Allow application to manage its list of tokens

Can you describe some use cases?

Right now I see two use cases, apart from just getting a plain list of tokens:
 * I would like to know the date of creation and the access-level to a token which was written to a file on my local system (matching the access-token)
 * I also would like to check if there is an active token for the same consumer and with the same access-level before creating a new one

And as a bonus I would like to revoke the authorization of a token, for example in a unistall script of an application to clean up unused tokens

Markus

Here's where I'm coming from. This sounds like a privilege escalation attack waiting to happen. If you can get a list of tokens, you know what other applications the person is using. This is privileged information by itself, but it could also be used as a first step towards getting other OAuth tokens.

The uninstall use case makes sense. It might make more sense to make the user go through the web browser to revoke a token. But I don't really see a security problem with letting an application revoke its own token.

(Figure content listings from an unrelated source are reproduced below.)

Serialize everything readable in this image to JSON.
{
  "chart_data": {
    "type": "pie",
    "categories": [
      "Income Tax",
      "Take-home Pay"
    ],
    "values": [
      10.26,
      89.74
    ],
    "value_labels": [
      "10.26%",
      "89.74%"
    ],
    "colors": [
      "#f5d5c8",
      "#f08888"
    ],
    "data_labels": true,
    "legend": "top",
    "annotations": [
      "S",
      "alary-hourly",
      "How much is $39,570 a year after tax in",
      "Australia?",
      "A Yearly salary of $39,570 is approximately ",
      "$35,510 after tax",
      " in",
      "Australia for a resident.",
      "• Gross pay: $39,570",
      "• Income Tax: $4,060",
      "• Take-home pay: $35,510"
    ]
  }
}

I'm also okay with giving access to metadata about the OAuth token used to make the request, and other tokens for the same consumer.

Checking for an existing active token is useful but also opens up privacy questions. Since you don't have a token yet, you'd make the request without signing it. This would allow you to impersonate various clients to find out if the user has a token for that client, simulating the effect of a full list of tokens.

How satisfied would you be if we published a collection of OAuth tokens that contained tokens for the current application only, and allowed you to delete the token currently in use?

I'm not sure if I entirely understand this whole OAuth and access-level system and I'm also no security expert. But in my opinion this is a typical usecase for the "write-private-data"-access-level, so a user would only be able to see/change his own tokens. Similar to the Web UI, where you also can only manage your own tokens.

In case I'm missing something, your last suggestion sounds perfect to me.

Markus

Certainly the user should only be allowed to see their own tokens. I'm concerned about what could happen if we allowed web service application A to see or revoke your credentials for web service application 2. You might get applications spying on or uninstalling each other. Admittedly this is unlikely to happen for Launchpad clients, but that's the kind of case we consider when thinking about security.

Good point, did not see this one. So allow to delete the token currently in use seems to be the only solution here. If you also give access to the metadata of the active token, I'm all good.

But this unfortunately does not cover the use case where I would like to know if there is a active token for a consumer with the same access-level *before* creating a new one, I understand that this is hard to achieve when you do not allow unsigned requests.

Here's how to solve that problem. When the user gets sent to the webpage for creating a new token, we say:

It looks like you already have some authentication tokens for application "Foo". Choose one of these tokens to give the application you're running now:

* Token 1 (read all data)
* Token 2 (write public data)
* Token 3 (write all data)

Or create a new token:
  * Read public data
  * Read all data
  * Write public data
  * Write all data

Like all other information we don't trust the client to handle, we present this information in the web browser.

I like that proposal and file a separate bug about it: bug #317900.